How the author’s hometown inspired his memoir
John Joseph “J.R.” Moehringer’s way with words has circumnavigated the publishing industry. Born in New York City, Moehringer was raised in Manhasset, but returned to the city to embark on his journalism career as a news assistant for the New York Times. After moving to Colorado to work at the Rocky Mountain News, he continued west to California, landing a position at the Los Angeles Times in its Orange County bureau.
His writing didn’t go unnoticed. Moehringer was a finalist for the Pulitzer Prize in 1998, but the win eluded him until 2000, when he won the award for newspaper feature writing. The novelist and journalist is perhaps best known for his memoir, The Tender Bar. Published in 2005, it recounts his childhood being raised by a single mother through his early 20s and details his coming-of-age experiences at a local bar. Said bar is known to many Manhassetites as Publicans (previously called Dickens, and later renamed Edison’s), which served as a sanctuary away from his hectic family life. There, he was embraced by his Uncle Charlie and two men named Colt and Joey D., all of whom served as father figures in the young Moehringer’s life. The Tender Bar highlights the simple human necessity of having somewhere to escape to. For Moehringer, with an absent father and loving mother, it was a local bar that served as a refuge, where he could absorb life’s knowledge as a boy and learn to apply it as a man.

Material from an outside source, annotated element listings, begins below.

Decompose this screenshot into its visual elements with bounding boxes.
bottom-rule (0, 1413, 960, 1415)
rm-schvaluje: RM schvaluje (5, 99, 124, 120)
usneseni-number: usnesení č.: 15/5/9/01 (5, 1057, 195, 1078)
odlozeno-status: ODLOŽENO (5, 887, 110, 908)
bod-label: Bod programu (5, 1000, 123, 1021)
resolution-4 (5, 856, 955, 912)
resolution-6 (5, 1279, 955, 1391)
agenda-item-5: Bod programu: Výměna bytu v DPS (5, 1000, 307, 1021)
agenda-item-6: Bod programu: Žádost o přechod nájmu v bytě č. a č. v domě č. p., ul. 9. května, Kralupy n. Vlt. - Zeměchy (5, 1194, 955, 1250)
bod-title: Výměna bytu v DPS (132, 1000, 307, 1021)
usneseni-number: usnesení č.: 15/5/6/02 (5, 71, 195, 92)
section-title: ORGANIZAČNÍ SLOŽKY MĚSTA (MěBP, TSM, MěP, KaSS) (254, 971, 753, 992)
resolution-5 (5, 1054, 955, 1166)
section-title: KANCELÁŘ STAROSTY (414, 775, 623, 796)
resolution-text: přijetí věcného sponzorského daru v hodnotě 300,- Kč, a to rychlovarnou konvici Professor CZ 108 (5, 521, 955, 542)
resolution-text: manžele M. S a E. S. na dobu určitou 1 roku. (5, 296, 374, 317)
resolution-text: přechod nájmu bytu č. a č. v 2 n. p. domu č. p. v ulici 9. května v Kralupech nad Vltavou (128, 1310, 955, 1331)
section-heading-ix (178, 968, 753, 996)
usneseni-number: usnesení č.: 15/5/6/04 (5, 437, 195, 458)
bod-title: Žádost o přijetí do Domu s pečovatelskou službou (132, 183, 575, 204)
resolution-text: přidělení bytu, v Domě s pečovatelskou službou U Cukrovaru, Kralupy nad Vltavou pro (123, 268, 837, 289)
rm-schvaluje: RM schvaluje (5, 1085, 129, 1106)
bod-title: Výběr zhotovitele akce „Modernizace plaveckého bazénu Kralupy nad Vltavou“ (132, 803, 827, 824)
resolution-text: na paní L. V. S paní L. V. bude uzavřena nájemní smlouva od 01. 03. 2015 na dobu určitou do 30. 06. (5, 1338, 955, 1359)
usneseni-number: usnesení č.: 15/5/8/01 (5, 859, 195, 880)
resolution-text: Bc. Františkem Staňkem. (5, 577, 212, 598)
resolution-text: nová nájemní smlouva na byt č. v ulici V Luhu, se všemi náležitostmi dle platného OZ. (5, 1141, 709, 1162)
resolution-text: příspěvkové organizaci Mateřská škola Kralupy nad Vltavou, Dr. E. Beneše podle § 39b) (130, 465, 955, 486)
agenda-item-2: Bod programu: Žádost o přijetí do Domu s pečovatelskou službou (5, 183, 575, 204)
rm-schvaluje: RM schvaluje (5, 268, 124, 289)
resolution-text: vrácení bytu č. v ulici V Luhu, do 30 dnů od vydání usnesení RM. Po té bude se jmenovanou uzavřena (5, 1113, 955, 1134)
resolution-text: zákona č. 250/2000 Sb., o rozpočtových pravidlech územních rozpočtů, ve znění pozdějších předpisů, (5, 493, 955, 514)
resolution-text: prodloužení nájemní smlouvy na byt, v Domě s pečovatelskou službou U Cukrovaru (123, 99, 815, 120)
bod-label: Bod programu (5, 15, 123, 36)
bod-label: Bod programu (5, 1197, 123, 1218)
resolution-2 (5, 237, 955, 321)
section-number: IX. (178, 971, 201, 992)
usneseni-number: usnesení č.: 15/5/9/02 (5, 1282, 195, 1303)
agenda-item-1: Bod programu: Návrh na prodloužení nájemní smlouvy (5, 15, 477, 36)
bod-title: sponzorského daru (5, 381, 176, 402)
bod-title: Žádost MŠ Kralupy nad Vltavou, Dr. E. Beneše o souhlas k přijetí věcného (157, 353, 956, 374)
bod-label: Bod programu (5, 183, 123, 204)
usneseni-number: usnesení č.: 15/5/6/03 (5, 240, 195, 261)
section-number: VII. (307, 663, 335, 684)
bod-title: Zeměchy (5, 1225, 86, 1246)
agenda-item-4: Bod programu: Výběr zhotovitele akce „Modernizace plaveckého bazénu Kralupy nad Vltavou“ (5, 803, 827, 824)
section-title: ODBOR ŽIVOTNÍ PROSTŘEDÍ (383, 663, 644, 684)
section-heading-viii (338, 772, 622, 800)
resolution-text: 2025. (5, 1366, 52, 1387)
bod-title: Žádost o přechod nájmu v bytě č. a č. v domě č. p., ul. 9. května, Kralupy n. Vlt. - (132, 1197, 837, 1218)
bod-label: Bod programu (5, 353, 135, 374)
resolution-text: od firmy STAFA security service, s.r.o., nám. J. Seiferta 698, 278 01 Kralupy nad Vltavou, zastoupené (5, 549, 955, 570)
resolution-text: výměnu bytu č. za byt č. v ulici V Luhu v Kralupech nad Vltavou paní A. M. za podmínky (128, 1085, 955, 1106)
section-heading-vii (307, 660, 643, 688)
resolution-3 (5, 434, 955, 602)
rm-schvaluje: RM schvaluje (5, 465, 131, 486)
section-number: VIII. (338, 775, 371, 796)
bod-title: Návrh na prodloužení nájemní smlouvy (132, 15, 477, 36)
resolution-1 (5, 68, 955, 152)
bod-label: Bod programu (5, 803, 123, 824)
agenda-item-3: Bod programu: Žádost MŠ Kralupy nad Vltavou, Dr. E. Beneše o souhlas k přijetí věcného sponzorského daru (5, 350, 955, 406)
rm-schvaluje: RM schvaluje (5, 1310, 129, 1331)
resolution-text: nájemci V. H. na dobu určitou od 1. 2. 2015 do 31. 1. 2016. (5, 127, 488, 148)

“We went there for everything we needed. We went there when thirsty, of course, and when hungry, and when dead tired. We went there when happy, to celebrate, and when sad, to sulk. We went there after weddings and funerals, for something to settle our nerves, and always for a shot of courage just before. We went there when we didn’t know what we needed, hoping someone might tell us. We went there when looking for love, or sex, or trouble, or for someone who had gone missing, because sooner or later everyone turned up there. Most of all we went there when we needed to be found.” —The Tender Bar
Like many writers before him, Moehringer has ingrained himself in Long Island’s rich literary history. And no true Manhasset resident should be without a copy of The Tender Bar sitting on their bookshelf. Taking a page from Moehringer, perhaps Manhasset is just the place for quiet and thoughtful solitude from the everyday life.